Need som help with an issue loading a subdirectory from S3 bucket using auto-loader. For example:
S3://path1/path2/databases*/paths/
In databases there are various versions of databases. For example
path1/path2/database_v1/sub_path/*.parquet
path1/path2/database_v2/sub_path/*.parquet
path1/path2/database_v3/sub_path/*.parquet
What's happening? - Well somehow it takes "database*" as a directory name literally. When it does not found that path it move one path behind.
"Listing s3://path1..."
And obviously it stay in that listening because from path1 to sub_path/*.parquet there are a lot of different schemas to explore.
Already tried "cloudFiles.recursiveFileLookup": "true"

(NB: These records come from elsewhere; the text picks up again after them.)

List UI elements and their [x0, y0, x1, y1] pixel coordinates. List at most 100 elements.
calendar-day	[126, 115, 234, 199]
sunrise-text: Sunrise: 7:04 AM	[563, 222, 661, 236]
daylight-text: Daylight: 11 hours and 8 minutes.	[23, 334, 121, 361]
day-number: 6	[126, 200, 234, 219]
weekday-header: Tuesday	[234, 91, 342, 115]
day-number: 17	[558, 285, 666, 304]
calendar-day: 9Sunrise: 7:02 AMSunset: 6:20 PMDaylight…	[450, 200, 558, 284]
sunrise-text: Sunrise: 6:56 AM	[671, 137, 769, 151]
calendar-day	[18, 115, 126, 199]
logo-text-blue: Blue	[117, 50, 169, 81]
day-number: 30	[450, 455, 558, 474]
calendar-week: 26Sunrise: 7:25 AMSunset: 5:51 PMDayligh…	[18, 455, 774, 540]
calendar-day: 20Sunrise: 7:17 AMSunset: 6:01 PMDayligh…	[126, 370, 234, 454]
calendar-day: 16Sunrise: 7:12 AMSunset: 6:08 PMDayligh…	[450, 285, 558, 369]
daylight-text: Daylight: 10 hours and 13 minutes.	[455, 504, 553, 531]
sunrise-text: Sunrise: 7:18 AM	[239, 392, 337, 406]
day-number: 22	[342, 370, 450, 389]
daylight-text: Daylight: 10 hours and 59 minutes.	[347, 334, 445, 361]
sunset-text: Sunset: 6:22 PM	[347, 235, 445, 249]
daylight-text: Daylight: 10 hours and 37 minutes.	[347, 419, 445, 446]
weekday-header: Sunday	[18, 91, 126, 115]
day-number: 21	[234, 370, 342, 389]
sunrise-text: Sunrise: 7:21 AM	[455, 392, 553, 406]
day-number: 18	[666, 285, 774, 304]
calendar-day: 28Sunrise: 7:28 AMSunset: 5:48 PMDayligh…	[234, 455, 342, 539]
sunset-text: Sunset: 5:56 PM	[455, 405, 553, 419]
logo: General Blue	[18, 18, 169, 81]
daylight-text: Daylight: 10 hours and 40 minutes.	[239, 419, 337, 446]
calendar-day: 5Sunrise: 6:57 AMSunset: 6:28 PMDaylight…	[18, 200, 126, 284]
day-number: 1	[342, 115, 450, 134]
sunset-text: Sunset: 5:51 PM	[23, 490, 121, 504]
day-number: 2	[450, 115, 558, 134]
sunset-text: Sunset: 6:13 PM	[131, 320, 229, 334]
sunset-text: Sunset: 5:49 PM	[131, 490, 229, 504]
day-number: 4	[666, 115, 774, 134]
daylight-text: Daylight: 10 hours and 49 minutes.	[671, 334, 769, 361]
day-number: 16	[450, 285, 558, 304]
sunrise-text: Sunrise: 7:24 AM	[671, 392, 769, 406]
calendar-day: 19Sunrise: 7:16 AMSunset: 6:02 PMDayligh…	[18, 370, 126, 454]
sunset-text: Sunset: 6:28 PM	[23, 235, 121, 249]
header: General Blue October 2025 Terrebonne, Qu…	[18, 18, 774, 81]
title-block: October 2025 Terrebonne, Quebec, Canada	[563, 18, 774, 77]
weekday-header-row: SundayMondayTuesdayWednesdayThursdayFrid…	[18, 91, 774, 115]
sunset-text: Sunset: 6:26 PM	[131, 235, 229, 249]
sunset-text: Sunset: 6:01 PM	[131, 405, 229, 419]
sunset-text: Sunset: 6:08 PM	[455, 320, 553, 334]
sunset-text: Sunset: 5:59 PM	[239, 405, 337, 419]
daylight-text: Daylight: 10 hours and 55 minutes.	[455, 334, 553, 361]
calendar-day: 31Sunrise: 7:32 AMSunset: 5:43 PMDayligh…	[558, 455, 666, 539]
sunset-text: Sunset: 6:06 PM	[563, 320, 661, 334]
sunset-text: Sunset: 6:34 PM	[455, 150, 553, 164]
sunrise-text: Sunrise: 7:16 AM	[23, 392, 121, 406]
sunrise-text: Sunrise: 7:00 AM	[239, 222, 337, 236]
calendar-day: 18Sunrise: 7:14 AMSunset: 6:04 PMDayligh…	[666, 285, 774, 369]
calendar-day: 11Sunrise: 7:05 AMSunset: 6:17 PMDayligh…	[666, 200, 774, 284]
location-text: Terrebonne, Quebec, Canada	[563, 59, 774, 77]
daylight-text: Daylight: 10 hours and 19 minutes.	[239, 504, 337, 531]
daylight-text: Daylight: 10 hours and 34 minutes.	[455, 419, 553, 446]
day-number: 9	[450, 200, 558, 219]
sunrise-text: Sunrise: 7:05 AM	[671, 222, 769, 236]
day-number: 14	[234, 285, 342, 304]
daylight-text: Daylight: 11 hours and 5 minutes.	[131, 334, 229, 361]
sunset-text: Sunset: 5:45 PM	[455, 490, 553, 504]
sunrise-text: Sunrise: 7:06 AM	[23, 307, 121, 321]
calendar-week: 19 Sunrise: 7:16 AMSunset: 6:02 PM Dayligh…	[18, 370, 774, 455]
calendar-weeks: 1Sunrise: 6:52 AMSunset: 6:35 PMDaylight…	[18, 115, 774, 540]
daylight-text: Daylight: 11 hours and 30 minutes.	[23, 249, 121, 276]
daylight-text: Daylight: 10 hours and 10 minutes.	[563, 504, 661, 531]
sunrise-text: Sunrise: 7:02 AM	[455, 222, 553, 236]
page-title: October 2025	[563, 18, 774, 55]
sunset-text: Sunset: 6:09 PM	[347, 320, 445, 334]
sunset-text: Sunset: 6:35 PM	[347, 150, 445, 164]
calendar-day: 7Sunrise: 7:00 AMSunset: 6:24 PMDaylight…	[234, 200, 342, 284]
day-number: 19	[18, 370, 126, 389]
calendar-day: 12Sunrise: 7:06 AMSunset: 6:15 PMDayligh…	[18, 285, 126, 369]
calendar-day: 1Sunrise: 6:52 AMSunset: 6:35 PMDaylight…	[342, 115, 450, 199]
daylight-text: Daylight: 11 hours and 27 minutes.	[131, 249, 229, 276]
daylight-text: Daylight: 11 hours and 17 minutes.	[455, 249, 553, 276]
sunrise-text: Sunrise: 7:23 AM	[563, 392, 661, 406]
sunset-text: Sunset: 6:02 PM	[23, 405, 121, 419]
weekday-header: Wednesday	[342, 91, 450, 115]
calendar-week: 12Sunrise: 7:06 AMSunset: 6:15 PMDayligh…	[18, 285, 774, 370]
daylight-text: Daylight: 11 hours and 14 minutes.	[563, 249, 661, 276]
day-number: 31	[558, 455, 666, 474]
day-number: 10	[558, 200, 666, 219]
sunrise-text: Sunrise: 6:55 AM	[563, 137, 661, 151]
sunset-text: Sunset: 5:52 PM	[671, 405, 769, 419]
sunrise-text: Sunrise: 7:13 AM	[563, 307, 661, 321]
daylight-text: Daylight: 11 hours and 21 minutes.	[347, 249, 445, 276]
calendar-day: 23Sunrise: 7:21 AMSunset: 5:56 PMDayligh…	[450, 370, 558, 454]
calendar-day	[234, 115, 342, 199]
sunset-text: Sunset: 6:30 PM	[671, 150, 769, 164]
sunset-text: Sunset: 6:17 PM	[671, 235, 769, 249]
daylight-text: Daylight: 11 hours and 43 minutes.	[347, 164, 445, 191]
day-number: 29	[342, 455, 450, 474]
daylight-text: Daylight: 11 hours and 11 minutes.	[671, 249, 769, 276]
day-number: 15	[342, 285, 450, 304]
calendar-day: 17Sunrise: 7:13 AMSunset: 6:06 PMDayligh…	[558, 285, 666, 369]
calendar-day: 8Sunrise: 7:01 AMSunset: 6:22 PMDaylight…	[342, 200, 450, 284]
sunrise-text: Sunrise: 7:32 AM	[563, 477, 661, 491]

Also tried to pass a list but Databricks does not supports directory list.
Code:
autoloader_options = {
"cloudFiles.format": "parquet",
"cloudFiles.schemaLocation":f'{defs["schema_checkpoint_name"]}'
}
# AutoLoader
readstream_dataframe_autoloader = (
spark.readStream
.format("cloudFiles")
.options(**autoloader_options)
.load(
'S3://path1/path2/databases*/sub_path/bank_fee '
)
)
# No Autoloader works perfectly. But the project precise to use Auto loader feture.
df_transaction = (
spark.readStream
.format("parquet")
.option("rowsPerSecond", 100)
.schema(<someschema>)
.load("S3://path1/path2/databases*/paths/")
)